He published a number of instructional books, including Die Kunst des Violin-Spiels (The Art of Violin Playing, 1923) in which he advocated for the violinist as artist rather than merely virtuoso.
Among his pupils were Charles Barkel, Edwin Bélanger, Norbert Brainin, Felix Galimir, Bronislaw Gimpel, Ivry Gitlis, Szymon Goldberg, Ida Haendel, Zvi (Heinrich) Haftel, Josef Hassid, Adolf Leschinski, Alma Moodie, Ginette Neveu, Yfrah Neaman, Ricardo Odnoposoff, Eric Rosenblith, Max Rostal, Henryk Szeryng, Henri Temianka, Roman Totenberg and Josef Wolfsthal, all of whom achieved considerable fame as both performers and pedagogues.

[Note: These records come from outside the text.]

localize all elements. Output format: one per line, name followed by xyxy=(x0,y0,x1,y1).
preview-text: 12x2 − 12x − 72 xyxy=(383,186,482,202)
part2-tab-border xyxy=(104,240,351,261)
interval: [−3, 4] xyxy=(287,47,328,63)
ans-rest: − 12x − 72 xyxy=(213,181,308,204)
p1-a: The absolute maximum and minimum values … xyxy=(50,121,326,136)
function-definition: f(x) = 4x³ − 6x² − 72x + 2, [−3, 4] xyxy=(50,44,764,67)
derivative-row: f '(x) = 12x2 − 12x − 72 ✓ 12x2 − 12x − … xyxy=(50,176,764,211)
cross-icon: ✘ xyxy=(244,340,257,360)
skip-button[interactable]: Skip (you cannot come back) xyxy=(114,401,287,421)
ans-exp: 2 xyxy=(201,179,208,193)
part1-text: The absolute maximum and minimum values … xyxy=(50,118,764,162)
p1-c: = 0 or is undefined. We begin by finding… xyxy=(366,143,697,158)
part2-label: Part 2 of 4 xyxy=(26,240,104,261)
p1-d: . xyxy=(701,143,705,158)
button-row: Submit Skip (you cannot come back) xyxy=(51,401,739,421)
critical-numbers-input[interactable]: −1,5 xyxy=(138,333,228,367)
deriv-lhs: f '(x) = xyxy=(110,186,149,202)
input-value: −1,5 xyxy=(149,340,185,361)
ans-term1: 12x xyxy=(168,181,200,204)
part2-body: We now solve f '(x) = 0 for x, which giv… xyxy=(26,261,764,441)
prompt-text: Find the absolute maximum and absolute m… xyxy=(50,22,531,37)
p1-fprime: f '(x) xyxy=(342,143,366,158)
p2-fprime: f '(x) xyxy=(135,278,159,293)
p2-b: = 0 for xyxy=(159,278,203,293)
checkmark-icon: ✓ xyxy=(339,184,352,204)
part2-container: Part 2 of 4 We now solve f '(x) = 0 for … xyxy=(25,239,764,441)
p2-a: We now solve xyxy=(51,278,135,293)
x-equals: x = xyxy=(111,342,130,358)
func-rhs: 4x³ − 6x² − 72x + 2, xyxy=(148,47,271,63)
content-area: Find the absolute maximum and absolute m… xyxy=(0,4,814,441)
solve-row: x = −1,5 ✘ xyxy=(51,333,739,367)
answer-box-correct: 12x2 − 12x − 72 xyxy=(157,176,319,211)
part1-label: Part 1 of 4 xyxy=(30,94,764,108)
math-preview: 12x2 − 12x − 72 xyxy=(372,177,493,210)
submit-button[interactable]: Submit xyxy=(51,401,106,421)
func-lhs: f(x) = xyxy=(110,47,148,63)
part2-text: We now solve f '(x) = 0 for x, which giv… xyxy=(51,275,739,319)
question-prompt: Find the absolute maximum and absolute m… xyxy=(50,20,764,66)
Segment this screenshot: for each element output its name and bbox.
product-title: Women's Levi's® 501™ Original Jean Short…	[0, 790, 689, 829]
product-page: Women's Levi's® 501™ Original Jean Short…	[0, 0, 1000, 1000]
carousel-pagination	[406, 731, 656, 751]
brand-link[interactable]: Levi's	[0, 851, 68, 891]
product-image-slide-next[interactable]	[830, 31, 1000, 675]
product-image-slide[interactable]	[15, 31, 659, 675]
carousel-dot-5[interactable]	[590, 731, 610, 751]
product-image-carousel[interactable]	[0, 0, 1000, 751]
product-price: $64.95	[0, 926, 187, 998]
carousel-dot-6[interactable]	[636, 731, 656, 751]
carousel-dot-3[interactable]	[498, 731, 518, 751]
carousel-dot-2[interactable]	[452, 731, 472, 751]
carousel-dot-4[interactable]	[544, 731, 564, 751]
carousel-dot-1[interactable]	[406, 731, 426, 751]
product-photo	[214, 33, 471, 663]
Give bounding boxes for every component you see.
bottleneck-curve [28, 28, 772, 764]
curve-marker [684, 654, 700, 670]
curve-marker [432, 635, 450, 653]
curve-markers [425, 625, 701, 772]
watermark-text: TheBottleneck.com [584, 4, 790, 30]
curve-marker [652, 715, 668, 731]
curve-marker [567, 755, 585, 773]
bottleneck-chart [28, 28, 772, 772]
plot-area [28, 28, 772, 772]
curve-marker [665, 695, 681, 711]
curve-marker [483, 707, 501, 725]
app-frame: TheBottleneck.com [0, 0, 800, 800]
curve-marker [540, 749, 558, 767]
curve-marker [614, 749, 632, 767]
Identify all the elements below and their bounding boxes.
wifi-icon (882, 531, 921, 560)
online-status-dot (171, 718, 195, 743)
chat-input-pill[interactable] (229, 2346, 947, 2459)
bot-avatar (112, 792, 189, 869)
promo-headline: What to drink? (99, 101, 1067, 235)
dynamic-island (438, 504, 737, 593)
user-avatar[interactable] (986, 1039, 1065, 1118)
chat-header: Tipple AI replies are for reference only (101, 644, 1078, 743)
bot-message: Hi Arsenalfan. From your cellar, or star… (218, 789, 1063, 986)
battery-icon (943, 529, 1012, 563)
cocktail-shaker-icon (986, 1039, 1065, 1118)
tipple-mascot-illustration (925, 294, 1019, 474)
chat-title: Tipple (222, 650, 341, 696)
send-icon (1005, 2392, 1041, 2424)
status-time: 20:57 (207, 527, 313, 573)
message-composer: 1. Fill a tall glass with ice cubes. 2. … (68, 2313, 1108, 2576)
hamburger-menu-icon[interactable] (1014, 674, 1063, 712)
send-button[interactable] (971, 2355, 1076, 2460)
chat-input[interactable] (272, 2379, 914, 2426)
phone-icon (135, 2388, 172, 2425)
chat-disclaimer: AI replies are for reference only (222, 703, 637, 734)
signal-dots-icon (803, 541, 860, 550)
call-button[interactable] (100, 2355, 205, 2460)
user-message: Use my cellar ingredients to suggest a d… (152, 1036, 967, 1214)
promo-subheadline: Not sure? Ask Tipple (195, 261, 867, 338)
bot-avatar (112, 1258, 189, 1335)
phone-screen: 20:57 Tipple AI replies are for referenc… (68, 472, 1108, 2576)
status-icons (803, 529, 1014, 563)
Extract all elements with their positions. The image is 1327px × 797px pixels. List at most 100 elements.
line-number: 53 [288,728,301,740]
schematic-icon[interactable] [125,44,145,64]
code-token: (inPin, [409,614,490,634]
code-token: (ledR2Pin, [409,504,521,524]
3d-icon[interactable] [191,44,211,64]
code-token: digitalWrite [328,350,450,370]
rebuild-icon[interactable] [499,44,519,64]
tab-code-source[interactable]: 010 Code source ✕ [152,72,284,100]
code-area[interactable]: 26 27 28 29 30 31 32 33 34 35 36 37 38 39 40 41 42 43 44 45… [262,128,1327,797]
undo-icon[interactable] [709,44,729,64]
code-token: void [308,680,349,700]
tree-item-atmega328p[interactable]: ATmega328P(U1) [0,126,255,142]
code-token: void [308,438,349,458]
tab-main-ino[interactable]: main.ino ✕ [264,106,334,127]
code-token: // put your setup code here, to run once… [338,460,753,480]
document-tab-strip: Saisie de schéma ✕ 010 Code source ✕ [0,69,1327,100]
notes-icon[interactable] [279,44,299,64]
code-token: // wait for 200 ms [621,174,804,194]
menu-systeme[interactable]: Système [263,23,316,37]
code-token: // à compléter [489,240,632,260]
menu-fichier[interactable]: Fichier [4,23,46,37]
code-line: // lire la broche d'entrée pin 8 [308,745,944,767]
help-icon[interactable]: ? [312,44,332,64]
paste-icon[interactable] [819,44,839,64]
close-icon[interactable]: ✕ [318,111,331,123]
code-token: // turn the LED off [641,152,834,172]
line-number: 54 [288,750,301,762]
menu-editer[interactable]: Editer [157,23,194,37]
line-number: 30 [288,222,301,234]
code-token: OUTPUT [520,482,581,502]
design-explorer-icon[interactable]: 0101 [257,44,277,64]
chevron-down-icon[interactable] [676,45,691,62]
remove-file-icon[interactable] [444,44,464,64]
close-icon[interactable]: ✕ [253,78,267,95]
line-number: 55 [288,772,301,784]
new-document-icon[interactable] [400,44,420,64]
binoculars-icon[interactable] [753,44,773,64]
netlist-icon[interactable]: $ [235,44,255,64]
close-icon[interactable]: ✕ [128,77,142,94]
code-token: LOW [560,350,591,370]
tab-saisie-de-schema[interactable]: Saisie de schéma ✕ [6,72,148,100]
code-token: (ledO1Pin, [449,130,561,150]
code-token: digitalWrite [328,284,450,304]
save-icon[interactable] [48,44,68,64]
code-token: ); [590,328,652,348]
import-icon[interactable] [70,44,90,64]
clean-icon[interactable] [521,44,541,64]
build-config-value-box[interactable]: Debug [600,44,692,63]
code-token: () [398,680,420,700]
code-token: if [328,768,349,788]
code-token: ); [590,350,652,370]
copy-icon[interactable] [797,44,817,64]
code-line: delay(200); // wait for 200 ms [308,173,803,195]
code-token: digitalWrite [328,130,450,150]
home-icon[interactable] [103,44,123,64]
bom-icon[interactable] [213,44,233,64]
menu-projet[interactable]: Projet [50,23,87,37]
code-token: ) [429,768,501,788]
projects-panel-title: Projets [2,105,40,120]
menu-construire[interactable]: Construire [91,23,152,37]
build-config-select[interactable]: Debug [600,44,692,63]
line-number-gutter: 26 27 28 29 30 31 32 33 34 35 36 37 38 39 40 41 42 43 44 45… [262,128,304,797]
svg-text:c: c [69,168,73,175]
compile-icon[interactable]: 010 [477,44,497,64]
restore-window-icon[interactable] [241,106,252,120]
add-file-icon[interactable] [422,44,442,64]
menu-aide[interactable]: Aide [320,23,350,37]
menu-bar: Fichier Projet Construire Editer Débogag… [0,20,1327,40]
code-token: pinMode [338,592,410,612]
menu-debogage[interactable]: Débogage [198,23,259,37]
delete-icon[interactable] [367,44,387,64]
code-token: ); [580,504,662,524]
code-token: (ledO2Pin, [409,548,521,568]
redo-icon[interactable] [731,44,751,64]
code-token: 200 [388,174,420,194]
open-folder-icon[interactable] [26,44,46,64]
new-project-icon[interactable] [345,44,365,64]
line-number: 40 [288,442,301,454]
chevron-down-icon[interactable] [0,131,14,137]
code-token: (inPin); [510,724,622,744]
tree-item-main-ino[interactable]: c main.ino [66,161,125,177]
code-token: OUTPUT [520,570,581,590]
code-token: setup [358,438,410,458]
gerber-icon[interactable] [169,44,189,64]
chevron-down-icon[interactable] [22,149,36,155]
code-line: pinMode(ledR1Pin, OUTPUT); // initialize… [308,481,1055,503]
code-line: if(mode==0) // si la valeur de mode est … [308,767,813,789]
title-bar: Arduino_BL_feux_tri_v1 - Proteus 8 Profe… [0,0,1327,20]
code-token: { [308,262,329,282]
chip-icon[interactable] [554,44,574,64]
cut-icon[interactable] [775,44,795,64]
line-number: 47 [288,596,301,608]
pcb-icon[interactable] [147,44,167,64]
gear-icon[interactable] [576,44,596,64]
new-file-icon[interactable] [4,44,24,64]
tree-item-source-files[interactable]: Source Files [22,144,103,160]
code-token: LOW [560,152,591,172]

He said his favorite pupil was the Australian Alma Moodie, who achieved great fame in the 1920s and 1930s but made no recordings and is little known today.
One of Flesch's few recordings is a highly distinguished interpretation of Bach's great D minor Double Violin Concerto (Columbia) in which he played second violin to the great Joseph Szigeti, with Walter Goehr conducting an anonymous London string orchestra in the late 1930s.
Because of his Jewish origins,[3] Flesch had to move to London during the 1930s, and was later arrested by the Gestapo in the Netherlands,[4][5][6][7] was released thanks to Furtwängler's intervention,[8] and died in Lucerne, Switzerland, in November 1944.